Thursday, July 27, 2006

Economics: Grieder and Rubin

Grieder and Rubin on the economy.

Excellent, important article in the Nation. Click on the title for the full article.
The question is: Will convergence happen because their wages go up or because our wages go down?
That leads right to my next question. I'm asking, as you must know, from the critics' camp. If you go to the core of what reasonable, intelligent, rational people are trying to say from the labor-left-environmental camp, it goes like this: The world's global trading system needs labor standards and worker rights and some mechanism that requires the poorer developing countries to build a rising wage standard in their economy--a minimum wage relative to their prosperity or poverty--so you won't wind up with an endless convergence, in which the top comes down from middle-income wages in advanced countries and the bottom doesn't rise as fast as it might.
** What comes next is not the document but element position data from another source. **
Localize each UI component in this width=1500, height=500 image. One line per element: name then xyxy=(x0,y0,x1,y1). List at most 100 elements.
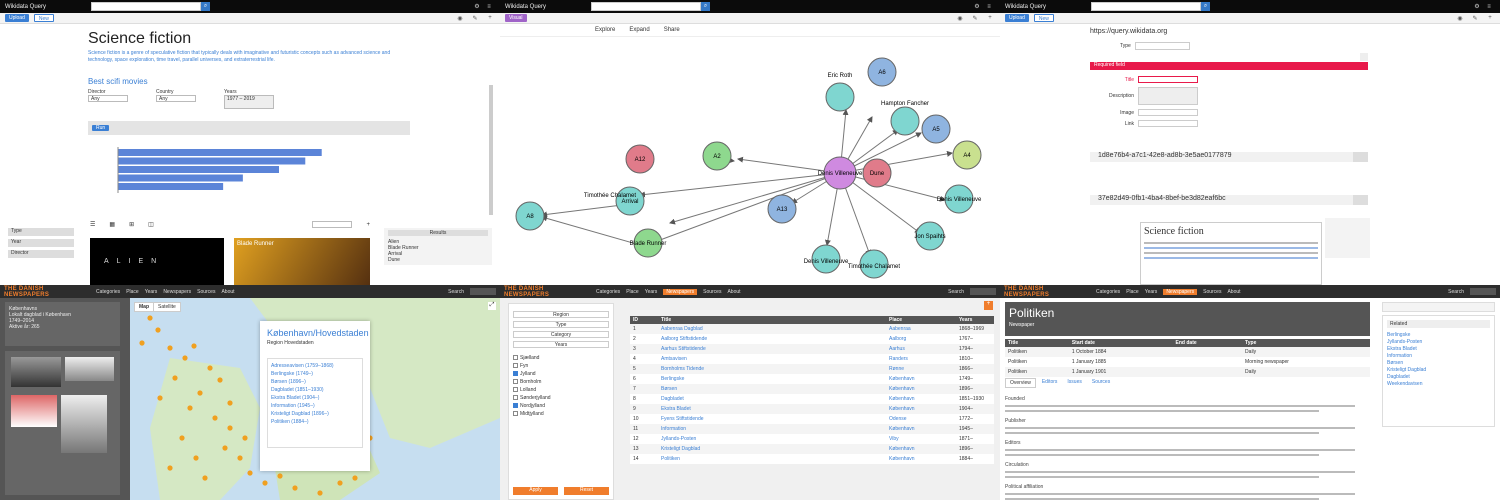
result-item[interactable]: Alien xyxy=(388,239,400,245)
filter-select[interactable]: Type xyxy=(513,321,609,328)
column-header[interactable]: ID xyxy=(633,317,638,323)
popup-link[interactable]: Information (1945–) xyxy=(271,403,315,409)
related-link[interactable]: Weekendavisen xyxy=(1387,381,1423,387)
graph-node[interactable] xyxy=(915,221,945,251)
map-marker[interactable] xyxy=(187,405,193,411)
table-cell[interactable]: Odense xyxy=(889,416,907,422)
table-cell[interactable]: Kristeligt Dagblad xyxy=(661,446,701,452)
search-input[interactable] xyxy=(970,288,996,295)
type-select[interactable] xyxy=(1134,42,1190,50)
plus-icon[interactable]: + xyxy=(488,15,492,21)
map-marker[interactable] xyxy=(227,425,233,431)
map-marker[interactable] xyxy=(167,465,173,471)
graph-node-center[interactable] xyxy=(823,156,857,190)
gallery-image[interactable] xyxy=(11,357,61,387)
map-marker[interactable] xyxy=(147,315,153,321)
graph-node[interactable] xyxy=(633,228,663,258)
graph-node[interactable] xyxy=(615,186,645,216)
eye-icon[interactable]: ◉ xyxy=(457,15,463,22)
table-cell[interactable]: Viby xyxy=(889,436,899,442)
related-link[interactable]: Børsen xyxy=(1387,360,1404,366)
graph-node[interactable] xyxy=(952,140,982,170)
table-cell[interactable]: Aarhus xyxy=(889,346,905,352)
checkbox[interactable] xyxy=(513,379,518,385)
related-link[interactable]: Kristeligt Dagblad xyxy=(1387,367,1427,373)
checkbox-row[interactable]: Nordjylland xyxy=(513,402,609,410)
country-filter[interactable]: Country Any xyxy=(156,89,196,109)
table-cell[interactable]: Rønne xyxy=(889,366,905,372)
map-marker[interactable] xyxy=(193,455,199,461)
plus-icon[interactable]: + xyxy=(988,15,992,21)
export-button[interactable]: + xyxy=(984,301,993,310)
site-brand[interactable]: THE DANISH NEWSPAPERS xyxy=(4,285,50,298)
site-brand[interactable]: THE DANISH NEWSPAPERS xyxy=(504,285,550,298)
filter-select[interactable]: 1977 – 2019 xyxy=(224,95,274,109)
graph-node[interactable] xyxy=(921,114,951,144)
add-icon[interactable]: + xyxy=(366,221,370,228)
related-link[interactable]: Dagbladet xyxy=(1387,374,1410,380)
popup-link[interactable]: Ekstra Bladet (1904–) xyxy=(271,395,320,401)
nav-about[interactable]: About xyxy=(221,288,235,295)
eye-icon[interactable]: ◉ xyxy=(1457,15,1463,22)
map-marker[interactable] xyxy=(191,343,197,349)
table-cell[interactable]: Aalborg xyxy=(889,336,907,342)
checkbox-row[interactable]: Lolland xyxy=(513,386,609,394)
graph-node[interactable] xyxy=(890,106,920,136)
column-header[interactable]: Years xyxy=(959,317,973,323)
result-item[interactable]: Dune xyxy=(388,257,400,263)
popup-link[interactable]: Kristeligt Dagblad (1896–) xyxy=(271,411,329,417)
nav-place[interactable]: Place xyxy=(126,288,139,295)
pencil-icon[interactable]: ✎ xyxy=(472,15,478,22)
map-tab[interactable]: Map xyxy=(139,304,149,310)
url-input[interactable] xyxy=(1091,2,1201,11)
checkbox-row[interactable]: Fyn xyxy=(513,362,609,370)
table-cell[interactable]: København xyxy=(889,426,915,432)
checkbox-row[interactable]: Bornholm xyxy=(513,378,609,386)
network-graph[interactable]: Eric Roth A6 Hampton Fancher A5 A4 Denis… xyxy=(500,35,1000,285)
table-cell[interactable]: København xyxy=(889,456,915,462)
table-cell[interactable]: Aabenraa Dagblad xyxy=(661,326,703,332)
filter-select[interactable]: Years xyxy=(513,341,609,348)
search-go-button[interactable]: ⌕ xyxy=(701,2,710,11)
new-button[interactable]: New xyxy=(1033,14,1054,22)
nav-sources[interactable]: Sources xyxy=(1203,288,1222,295)
map[interactable]: Map Satellite ⤢ København/Hovedstaden Re… xyxy=(130,298,500,500)
settings-icon[interactable]: ⚙ xyxy=(1474,4,1480,10)
table-cell[interactable]: Fyens Stiftstidende xyxy=(661,416,704,422)
checkbox-row[interactable]: Jylland xyxy=(513,370,609,378)
map-marker[interactable] xyxy=(262,480,268,486)
pencil-icon[interactable]: ✎ xyxy=(1472,15,1478,22)
related-link[interactable]: Ekstra Bladet xyxy=(1387,346,1417,352)
settings-icon[interactable]: ⚙ xyxy=(474,4,480,10)
item-id-row[interactable]: 37e82d49-0fb1-4ba4-8bef-be3d82eaf6bc xyxy=(1090,195,1368,205)
graph-node[interactable] xyxy=(702,141,732,171)
filter-select[interactable]: Category xyxy=(513,331,609,338)
eye-icon[interactable]: ◉ xyxy=(957,15,963,22)
table-cell[interactable]: Randers xyxy=(889,356,908,362)
tab-share[interactable]: Share xyxy=(663,27,680,33)
gallery-image[interactable] xyxy=(61,395,107,453)
popup-link[interactable]: Adresseavisen (1759–1868) xyxy=(271,363,334,369)
table-cell[interactable]: Ekstra Bladet xyxy=(661,406,691,412)
checkbox[interactable] xyxy=(513,411,518,417)
scrollbar[interactable] xyxy=(489,85,493,215)
map-marker[interactable] xyxy=(237,455,243,461)
checkbox-row[interactable]: Sjælland xyxy=(513,354,609,362)
tab-editors[interactable]: Editors xyxy=(1041,379,1058,385)
map-marker[interactable] xyxy=(222,445,228,451)
table-cell[interactable]: Politiken xyxy=(661,456,680,462)
url-input[interactable] xyxy=(591,2,701,11)
table-cell[interactable]: Aalborg Stiftstidende xyxy=(661,336,708,342)
map-marker[interactable] xyxy=(352,475,358,481)
checkbox[interactable] xyxy=(513,403,518,409)
table-cell[interactable]: Børsen xyxy=(661,386,678,392)
table-cell[interactable]: København xyxy=(889,446,915,452)
table-cell[interactable]: København xyxy=(889,376,915,382)
movie-poster-blade-runner[interactable]: Blade Runner xyxy=(234,238,370,285)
Because the world is huge and full of poor people and producers, multinationals and otherwise can constantly, continuously move their production to the next cheaper country.
Labor would say: If you are not going to stop the process of convergence, you are at least going to moderate it. Because you've forced rising wages at the bottom, you have some chance of not completely decimating high-wage, blue-collar labor in America or elsewhere.
Well, I guess there are two pieces to that. If you are saying what you want to do is improve the distribution of income in low-income trading countries and that will have advantage to everybody concerned, low-income countries and to us, I think that is in everybody's interest. On the other hand, I've had exposure to people who make that argument and I think make it as a way to prevent trade liberalization.... But it is a complicated question. The one hope that some of these countries have to take people out of abject poverty is that their labor-cost advantage will result in a shift of production to their countries from the place that it's now taking place and, if you require them not to take advantage of their labor-cost advantage, then you really have condemned them to poverty. It's not so simple, I think.
What we have now in many parts of the world is manufacturers, multinational and domestic, moving their production to the next country. You go from Thailand to Shri Lanka or Cambodia because the textile workers in Thailand are organized and demanding higher wages. Our side would say that way is the "race to the bottom" for everybody, both for the workers in Thailand and for workers in advanced countries.